AI Article Synopsis

  • Polybrominated diphenyl ethers (PBDEs) are common flame retardants linked to potential human health risks due to their structural similarities to harmful chemicals.
  • The study investigates the reactivity of brominated diphenyl ethers (BDEs) using electronic structure calculations to understand their behavior in different types of chemical reactions.
  • It develops predictive models for BDE properties, aiding in the analysis of their environmental impact and biological activity based on calculated electronic parameters.

Article Abstract

Polybrominated diphenyl ethers (PBDEs) are widely used as flame retardants and are increasingly turning up in the environment. Their structural similarities to polychlorinated biphenyls and thyroid hormones suggest they may be a risk to human health.
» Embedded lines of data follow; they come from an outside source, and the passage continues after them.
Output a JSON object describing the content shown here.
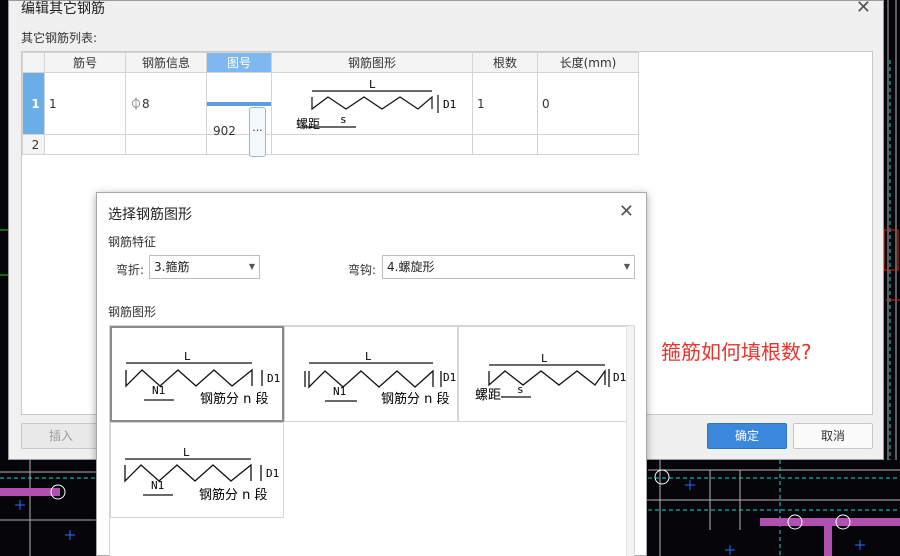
{
  "main_dialog": {
    "title": "编辑其它钢筋",
    "list_label": "其它钢筋列表:",
    "columns": [
      "筋号",
      "钢筋信息",
      "图号",
      "钢筋图形",
      "根数",
      "长度(mm)"
    ],
    "rows": [
      {
        "row_no": "1",
        "bar_no": "1",
        "info": "⏀8",
        "shape_no": "902",
        "count": "1",
        "length": "0"
      },
      {
        "row_no": "2",
        "bar_no": "",
        "info": "",
        "shape_no": "",
        "count": "",
        "length": ""
      }
    ],
    "ellipsis_label": "···",
    "insert_label": "插入",
    "ok_label": "确定",
    "cancel_label": "取消"
  },
  "annotation": "箍筋如何填根数?",
  "modal": {
    "title": "选择钢筋图形",
    "feature_section": "钢筋特征",
    "bend_label": "弯折:",
    "bend_value": "3.箍筋",
    "hook_label": "弯钩:",
    "hook_value": "4.螺旋形",
    "shape_section": "钢筋图形"
  },
  "shape_labels": {
    "L": "L",
    "D1": "D1",
    "N1": "N1",
    "segments": "钢筋分 n 段",
    "pitch": "螺距",
    "s": "s"
  },
  "colors": {
    "primary": "#3b87dc",
    "annotation": "#e8332c",
    "selected_header": "#7fb8ef"
  }
}
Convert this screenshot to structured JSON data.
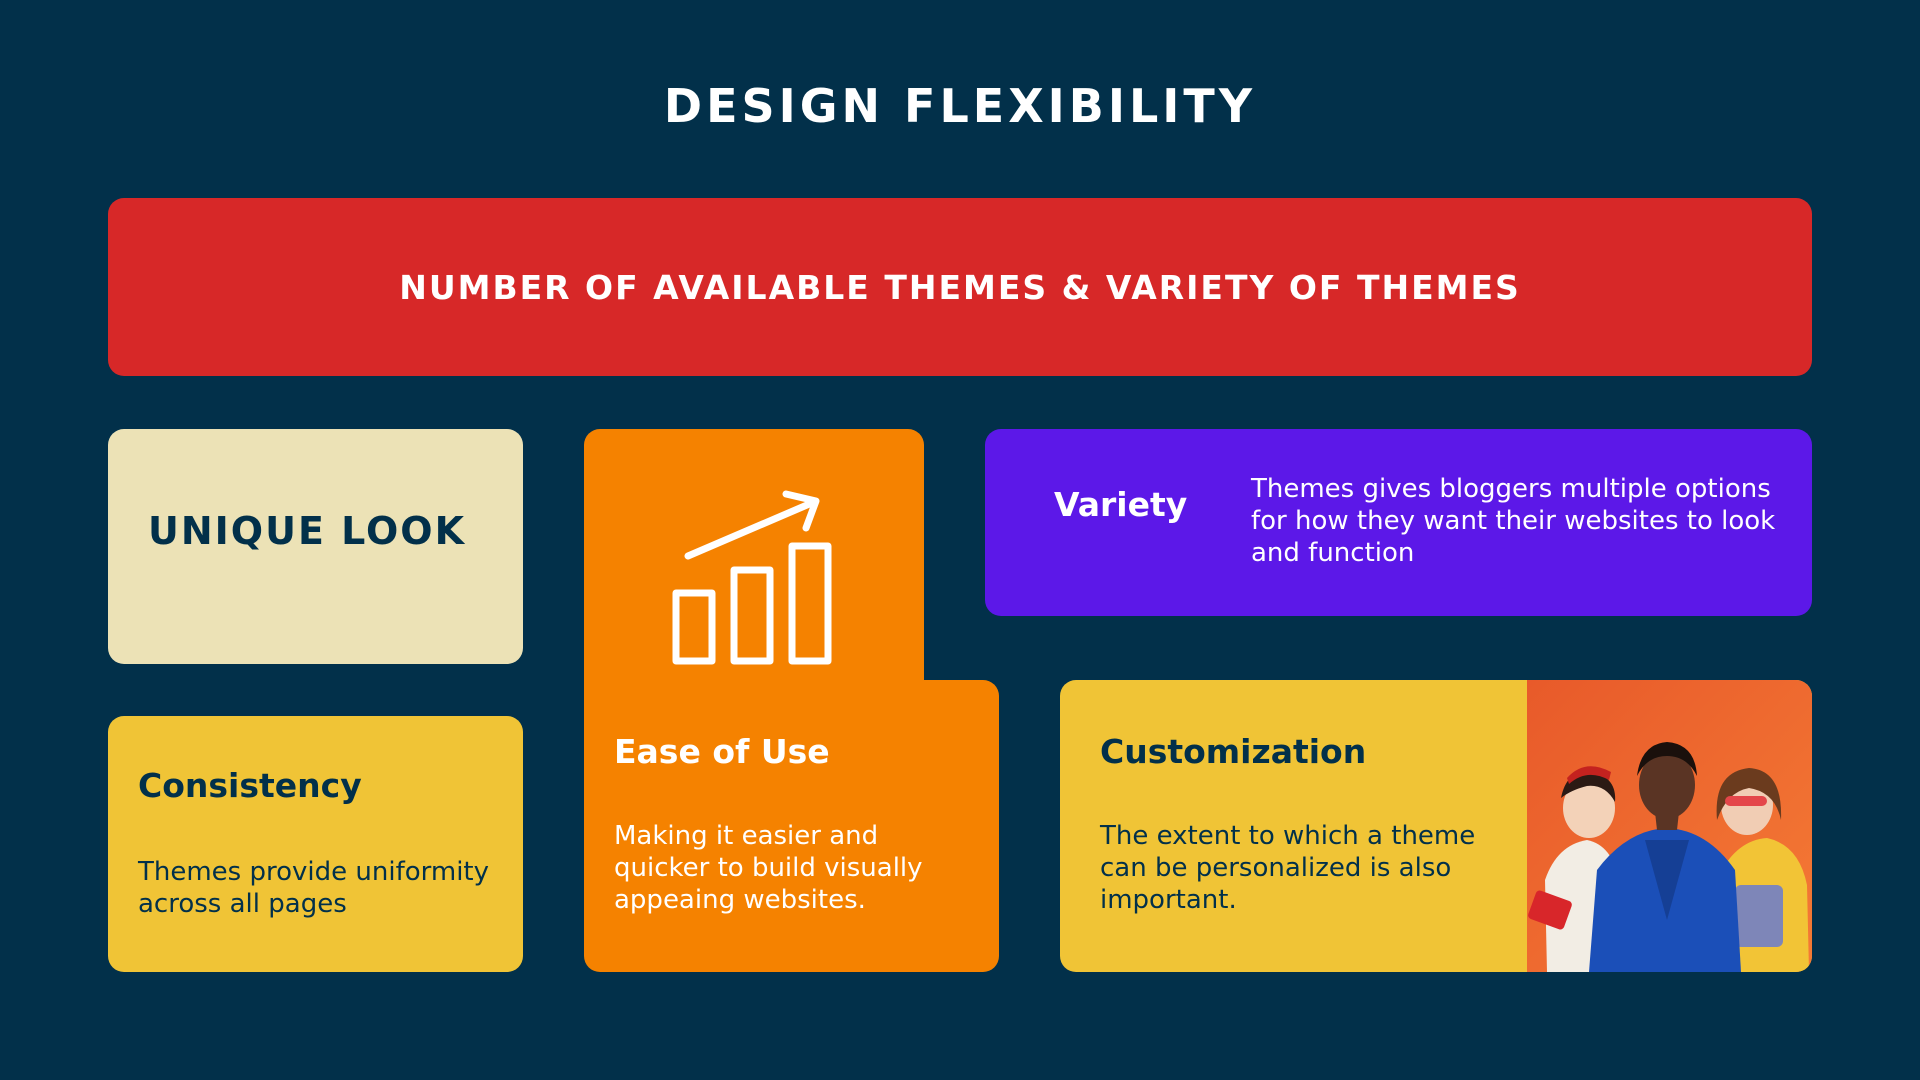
{
  "title": "DESIGN FLEXIBILITY",
  "banner": {
    "text": "NUMBER OF AVAILABLE THEMES & VARIETY OF THEMES"
  },
  "cards": {
    "unique_look": {
      "heading": "UNIQUE LOOK"
    },
    "consistency": {
      "heading": "Consistency",
      "body": "Themes provide uniformity across all pages"
    },
    "ease_of_use": {
      "heading": "Ease of Use",
      "body": "Making it easier and quicker to build visually appeaing websites.",
      "icon": "growth-chart-icon"
    },
    "variety": {
      "heading": "Variety",
      "body": "Themes gives bloggers multiple options for how they want their websites to look and function"
    },
    "customization": {
      "heading": "Customization",
      "body": "The extent to which a theme can be personalized is also important.",
      "image": "three-women-photo"
    }
  },
  "colors": {
    "background": "#02304a",
    "banner": "#d72828",
    "unique_look": "#ece2b6",
    "yellow": "#f0c436",
    "orange": "#f58200",
    "purple": "#5c18e8",
    "text_dark": "#02304a",
    "text_light": "#ffffff"
  }
}
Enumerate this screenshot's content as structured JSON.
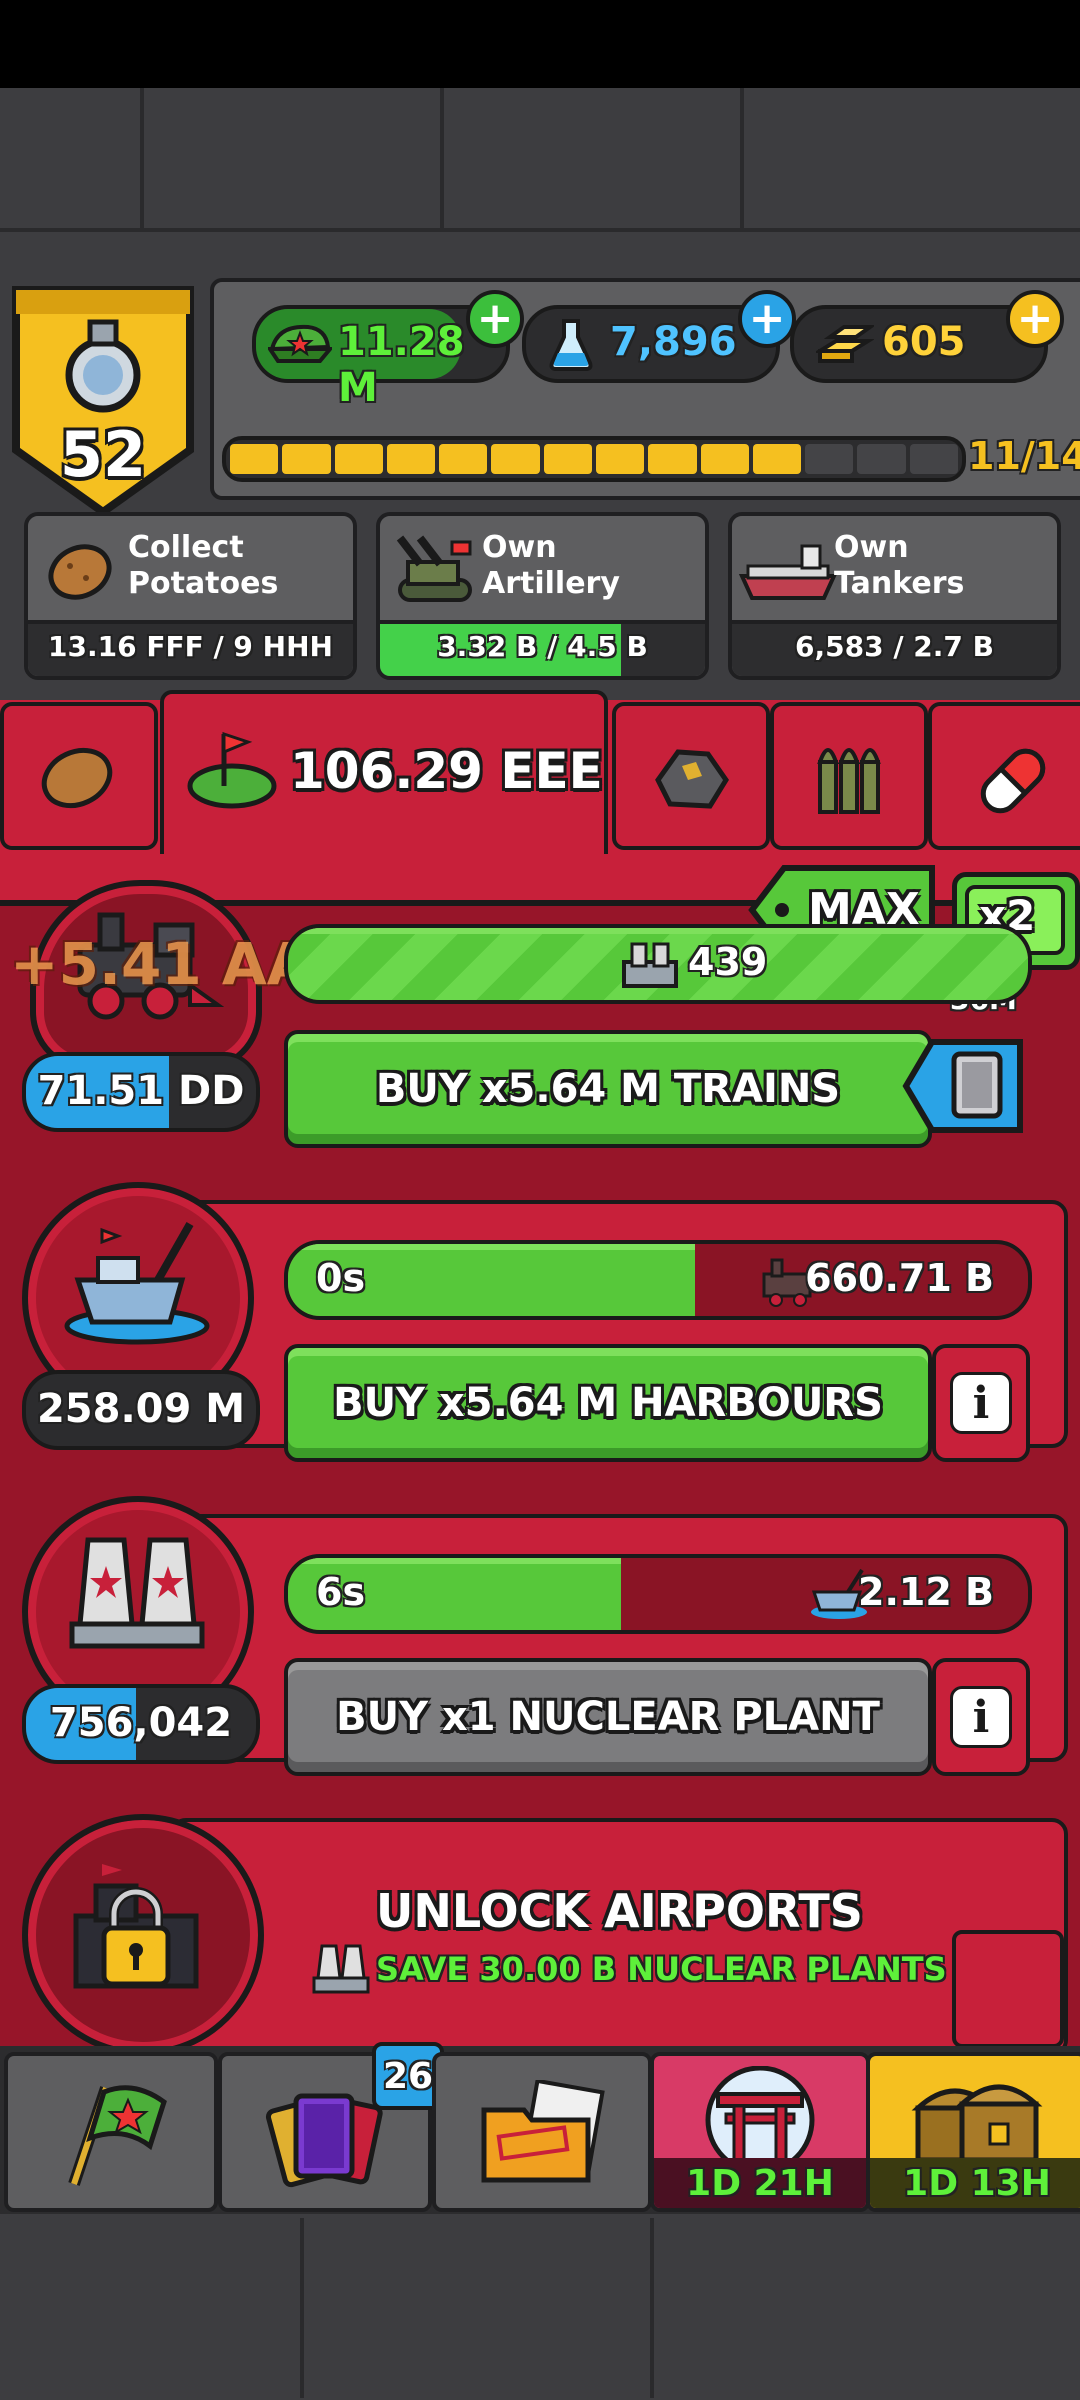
{
  "player": {
    "level": "52"
  },
  "resources": {
    "cash": "11.28 M",
    "science": "7,896",
    "gold": "605"
  },
  "level_progress": {
    "label": "11/14",
    "value": 11,
    "max": 14
  },
  "quests": [
    {
      "icon": "potato-icon",
      "label": "Collect Potatoes",
      "progress": "13.16 FFF / 9 HHH",
      "fill": 0.0
    },
    {
      "icon": "artillery-icon",
      "label": "Own Artillery",
      "progress": "3.32 B / 4.5 B",
      "fill": 0.74
    },
    {
      "icon": "tanker-icon",
      "label": "Own Tankers",
      "progress": "6,583 / 2.7 B",
      "fill": 0.0
    }
  ],
  "tabs": {
    "active_value": "106.29 EEE"
  },
  "multiplier": {
    "max_label": "MAX",
    "boost_label": "x2",
    "boost_timer": "10H 36M"
  },
  "units": [
    {
      "name": "trains",
      "floating_gain": "+5.41 AA",
      "count": "71.51 DD",
      "count_fill": 0.6,
      "progress_left": "",
      "progress_right": "439",
      "progress_fill": 1.0,
      "buy_label": "BUY x5.64 M TRAINS",
      "enabled": true
    },
    {
      "name": "harbours",
      "count": "258.09 M",
      "count_fill": 0.0,
      "progress_left": "0s",
      "progress_right": "660.71 B",
      "progress_fill": 0.55,
      "buy_label": "BUY x5.64 M HARBOURS",
      "enabled": true
    },
    {
      "name": "nuclear_plants",
      "count": "756,042",
      "count_fill": 0.7,
      "progress_left": "6s",
      "progress_right": "2.12 B",
      "progress_fill": 0.45,
      "buy_label": "BUY x1 NUCLEAR PLANT",
      "enabled": false
    }
  ],
  "unlock": {
    "title": "UNLOCK AIRPORTS",
    "subtitle": "SAVE 30.00 B NUCLEAR PLANTS"
  },
  "bottom_nav": {
    "cards_badge": "26",
    "event_timer": "1D 21H",
    "chest_timer": "1D 13H"
  },
  "colors": {
    "red": "#c8203a",
    "green": "#57c83a",
    "blue": "#2aa3e6",
    "gold": "#f5c020"
  }
}
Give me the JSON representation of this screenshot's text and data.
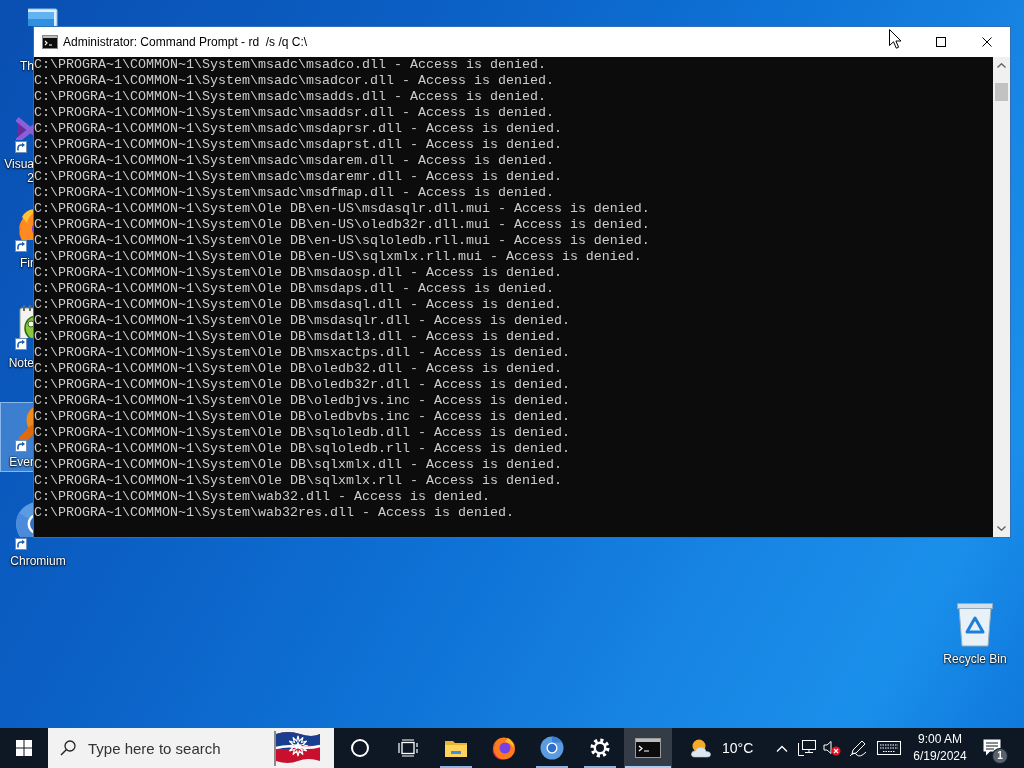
{
  "desktop_icons": [
    {
      "kind": "this-pc",
      "label_lines": [
        "Th"
      ],
      "shortcut": false,
      "selected": false
    },
    {
      "kind": "visual-studio",
      "label_lines": [
        "Visua",
        "2"
      ],
      "shortcut": true,
      "selected": false
    },
    {
      "kind": "firefox",
      "label_lines": [
        "Fir"
      ],
      "shortcut": true,
      "selected": false
    },
    {
      "kind": "notepad-plus-plus",
      "label_lines": [
        "Note"
      ],
      "shortcut": true,
      "selected": false
    },
    {
      "kind": "everything",
      "label_lines": [
        "Ever"
      ],
      "shortcut": true,
      "selected": true
    },
    {
      "kind": "chromium",
      "label_lines": [
        "Chromium"
      ],
      "shortcut": true,
      "selected": false
    },
    {
      "kind": "recycle-bin",
      "label_lines": [
        "Recycle Bin"
      ],
      "shortcut": false,
      "selected": false
    }
  ],
  "window": {
    "title": "Administrator: Command Prompt - rd  /s /q C:\\",
    "console_lines": [
      "C:\\PROGRA~1\\COMMON~1\\System\\msadc\\msadco.dll - Access is denied.",
      "C:\\PROGRA~1\\COMMON~1\\System\\msadc\\msadcor.dll - Access is denied.",
      "C:\\PROGRA~1\\COMMON~1\\System\\msadc\\msadds.dll - Access is denied.",
      "C:\\PROGRA~1\\COMMON~1\\System\\msadc\\msaddsr.dll - Access is denied.",
      "C:\\PROGRA~1\\COMMON~1\\System\\msadc\\msdaprsr.dll - Access is denied.",
      "C:\\PROGRA~1\\COMMON~1\\System\\msadc\\msdaprst.dll - Access is denied.",
      "C:\\PROGRA~1\\COMMON~1\\System\\msadc\\msdarem.dll - Access is denied.",
      "C:\\PROGRA~1\\COMMON~1\\System\\msadc\\msdaremr.dll - Access is denied.",
      "C:\\PROGRA~1\\COMMON~1\\System\\msadc\\msdfmap.dll - Access is denied.",
      "C:\\PROGRA~1\\COMMON~1\\System\\Ole DB\\en-US\\msdasqlr.dll.mui - Access is denied.",
      "C:\\PROGRA~1\\COMMON~1\\System\\Ole DB\\en-US\\oledb32r.dll.mui - Access is denied.",
      "C:\\PROGRA~1\\COMMON~1\\System\\Ole DB\\en-US\\sqloledb.rll.mui - Access is denied.",
      "C:\\PROGRA~1\\COMMON~1\\System\\Ole DB\\en-US\\sqlxmlx.rll.mui - Access is denied.",
      "C:\\PROGRA~1\\COMMON~1\\System\\Ole DB\\msdaosp.dll - Access is denied.",
      "C:\\PROGRA~1\\COMMON~1\\System\\Ole DB\\msdaps.dll - Access is denied.",
      "C:\\PROGRA~1\\COMMON~1\\System\\Ole DB\\msdasql.dll - Access is denied.",
      "C:\\PROGRA~1\\COMMON~1\\System\\Ole DB\\msdasqlr.dll - Access is denied.",
      "C:\\PROGRA~1\\COMMON~1\\System\\Ole DB\\msdatl3.dll - Access is denied.",
      "C:\\PROGRA~1\\COMMON~1\\System\\Ole DB\\msxactps.dll - Access is denied.",
      "C:\\PROGRA~1\\COMMON~1\\System\\Ole DB\\oledb32.dll - Access is denied.",
      "C:\\PROGRA~1\\COMMON~1\\System\\Ole DB\\oledb32r.dll - Access is denied.",
      "C:\\PROGRA~1\\COMMON~1\\System\\Ole DB\\oledbjvs.inc - Access is denied.",
      "C:\\PROGRA~1\\COMMON~1\\System\\Ole DB\\oledbvbs.inc - Access is denied.",
      "C:\\PROGRA~1\\COMMON~1\\System\\Ole DB\\sqloledb.dll - Access is denied.",
      "C:\\PROGRA~1\\COMMON~1\\System\\Ole DB\\sqloledb.rll - Access is denied.",
      "C:\\PROGRA~1\\COMMON~1\\System\\Ole DB\\sqlxmlx.dll - Access is denied.",
      "C:\\PROGRA~1\\COMMON~1\\System\\Ole DB\\sqlxmlx.rll - Access is denied.",
      "C:\\PROGRA~1\\COMMON~1\\System\\wab32.dll - Access is denied.",
      "C:\\PROGRA~1\\COMMON~1\\System\\wab32res.dll - Access is denied."
    ]
  },
  "taskbar": {
    "search": {
      "placeholder": "Type here to search"
    },
    "apps": [
      {
        "kind": "cortana",
        "running": false,
        "active": false
      },
      {
        "kind": "task-view",
        "running": false,
        "active": false
      },
      {
        "kind": "file-explorer",
        "running": true,
        "active": false
      },
      {
        "kind": "firefox",
        "running": false,
        "active": false
      },
      {
        "kind": "chromium",
        "running": true,
        "active": false
      },
      {
        "kind": "settings",
        "running": true,
        "active": false
      },
      {
        "kind": "command-prompt",
        "running": true,
        "active": true
      }
    ],
    "weather": {
      "temperature": "10°C"
    },
    "tray": {
      "volume_muted": true
    },
    "clock": {
      "time": "9:00 AM",
      "date": "6/19/2024"
    },
    "notifications": {
      "count": "1"
    }
  }
}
The present study examines the reactivity of brominated diphenyl ethers (BDEs) on the basis of the electronic structures as calculated by semiempirical AM1 self-consistent field molecular orbital (SCF-MO) method. Frontier orbital energies were used to elucidate the reactivity of BDEs in electrophilic, nucleophilic and photolytic reactions. From an examination of the frontier electron densities, the regioselectivity, or orientation, of metabolic reactions of BDEs was predicted. Furthermore, satisfactory quantitative structure-activity (property) relationship (QSAR and QSPR) models were derived to calculate gas chromatographic and ultraviolet spectral properties and luciferase induction activities from the AM1-computed electronic parameters.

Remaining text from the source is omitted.